Sarà vero che gli obiettivi di plastica durano meno di quelli in metallo? Che la costruzione per l’analogico era migliore di quella per il digitale?
Gli obiettivi delle macchine digitali sono spesso fatti di plastica. Da nuovi vanno bene, ma hanno la stessa durata di quelli in metallo analogici?
– Enzo
Questa idea, che forse verrà da amici “informati”, è un bel po’ generica e anche equivoca. Intanto bisognerebbe capire se l’affermazione va intesa riferita al solo barilotto o anche alle lenti. In ogni caso c’è una casistica parecchio variegata, per cui cerchiamo di andare con ordine.
La prima puntualizzazione è che queste differenze costruttive non sono in alcun modo legate al digitale. L’uso dei materiali plastici anche per le parti strutturali degli apparecchi e degli obiettivi fotografici risale agli anni settanta e in ambito reflex vide la sua prima affermazione estesa con la Canon AE-1 del 1976. I materiali sintetici consentono di realizzare per stampaggio anche parti complesse, riducendo così il numero dei pezzi e soprattutto le lavorazioni necessarie per ottenerli. E quindi i costi di produzione. Un altro vantaggio riguarda la maggiore leggerezza e l’elasticità, che entro certi limiti consente un migliore assorbimento degli urti. In più, con materiali come il teflon ci possono essere proprietà autolubrificanti che eliminano la necessità del grasso e le sue conseguenze indesiderate nel tempo. Per contro, le plastiche vanno più soggette ad invecchiamento, anche in conseguenza di variazioni di temperatura e di esposizione alla luce, con possibilità di fessurazione e degrado generale delle loro proprietà meccaniche ed estetiche. Si aggiunga però che esiste una grande varietà di materiali sintetici, molto diversi per rigidità, stabilità dimensionale e durata nel tempo.
In generale, oggi vediamo ampie applicazioni dei materiali plastici nei barilotti degli obiettivi di fascia bassa e intermedia, mentre il loro ingresso nelle ottiche professionali è recente e non ancora generalizzato.

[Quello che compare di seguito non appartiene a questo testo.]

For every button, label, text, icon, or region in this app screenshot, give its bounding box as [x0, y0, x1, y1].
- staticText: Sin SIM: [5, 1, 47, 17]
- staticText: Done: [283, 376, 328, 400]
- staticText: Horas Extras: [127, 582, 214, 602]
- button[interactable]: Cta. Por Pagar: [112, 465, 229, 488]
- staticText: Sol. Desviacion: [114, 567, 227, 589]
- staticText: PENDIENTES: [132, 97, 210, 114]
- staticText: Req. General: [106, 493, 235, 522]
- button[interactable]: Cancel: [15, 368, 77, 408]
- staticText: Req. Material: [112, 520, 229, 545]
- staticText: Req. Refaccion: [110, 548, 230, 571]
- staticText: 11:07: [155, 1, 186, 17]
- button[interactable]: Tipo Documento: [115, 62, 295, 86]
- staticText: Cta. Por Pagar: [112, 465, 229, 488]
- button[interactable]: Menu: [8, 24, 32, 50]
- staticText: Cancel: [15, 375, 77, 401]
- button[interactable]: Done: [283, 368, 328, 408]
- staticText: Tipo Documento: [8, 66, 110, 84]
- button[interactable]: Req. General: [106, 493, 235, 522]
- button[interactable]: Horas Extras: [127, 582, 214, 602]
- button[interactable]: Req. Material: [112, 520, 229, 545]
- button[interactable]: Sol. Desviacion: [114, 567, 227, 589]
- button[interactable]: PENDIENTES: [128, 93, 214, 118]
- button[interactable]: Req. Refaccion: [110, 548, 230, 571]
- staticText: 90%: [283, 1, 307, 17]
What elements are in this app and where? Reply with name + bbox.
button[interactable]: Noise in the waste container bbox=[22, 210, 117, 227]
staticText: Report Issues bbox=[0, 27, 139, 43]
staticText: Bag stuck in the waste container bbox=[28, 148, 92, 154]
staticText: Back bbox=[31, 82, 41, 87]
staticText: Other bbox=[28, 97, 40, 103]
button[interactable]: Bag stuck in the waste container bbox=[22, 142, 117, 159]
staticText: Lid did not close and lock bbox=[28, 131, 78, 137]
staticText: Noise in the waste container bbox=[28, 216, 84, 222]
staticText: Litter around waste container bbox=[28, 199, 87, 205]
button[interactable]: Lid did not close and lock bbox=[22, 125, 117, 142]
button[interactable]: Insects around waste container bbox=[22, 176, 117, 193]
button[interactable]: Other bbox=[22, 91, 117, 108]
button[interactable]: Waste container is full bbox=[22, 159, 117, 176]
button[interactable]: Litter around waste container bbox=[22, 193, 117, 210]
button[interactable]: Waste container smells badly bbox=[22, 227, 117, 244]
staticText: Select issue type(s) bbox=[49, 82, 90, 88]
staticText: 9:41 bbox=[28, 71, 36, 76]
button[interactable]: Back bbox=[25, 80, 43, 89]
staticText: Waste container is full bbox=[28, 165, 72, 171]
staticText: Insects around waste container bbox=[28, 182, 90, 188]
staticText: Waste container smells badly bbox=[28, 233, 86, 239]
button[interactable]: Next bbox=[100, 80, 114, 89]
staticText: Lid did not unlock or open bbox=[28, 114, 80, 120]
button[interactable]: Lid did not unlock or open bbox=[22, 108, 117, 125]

All’estremità opposta, troviamo obiettivi completamente realizzati in metallo fra i prodotti cinesi di prezzo medio e basso e di qualità spesso sorprendente, come 7Artisans, TT Artisan e Mitakon. Sono perlopiù ottiche a fuoco manuale e prive di elettronica, realizzate “come una volta”; per cui a fronte di prestazioni meno raffinate possiamo contare su un migliore feeling operativo e una maggiore aspettativa di durata nel tempo, secondo la nota regola per cui quello che non c’è non si rompe (e la plastica che non c’è non si deteriora). Tutto questo riguarda la meccanica.
E l’ottica? Bene, fra gli anni Ottanta e i Novanta del secolo scorso vi furono limitati tentativi di introdurre elementi asferici in resina negli schemi ottici, ma si vide subito che l’ingiallimento e le deformazioni di queste lenti erano relativamente veloci e inaccettabili. Per diversi anni si trovò il compromesso di applicare un sottile riporto asferico in resina alle lenti sferiche in vetro. Così facendo, la spessa base in vetro assicurava la stabilità dimensionale e la trasparenza, mentre il sottilissimo strato in resina dava la correzione ottica asferica senza che la lente potesse diventare opaca e gialla al punto da notarsi sulle foto. Tuttavia, a distanza di pochi anni si segnalarono alcuni casi di separazione tra le due componenti dell’elemento ottico e questo naturalmente ne pregiudicava la resa. Alla fine, la soluzione è stata la messa a punto di tecnologie per lo stampaggio di precisione delle lenti asferiche in vetro, per cui oggi è possibile combinare le prestazioni ottiche con la durata nel tempo, il tutto a costi accettabili. Quindi non ci risultano casi di lenti in resina negli obiettivi degli attuali sistemi fotografici, mentre può darsi che ce ne siano nei telefonini. Ma sappiamo che questi non sono fatti per durare.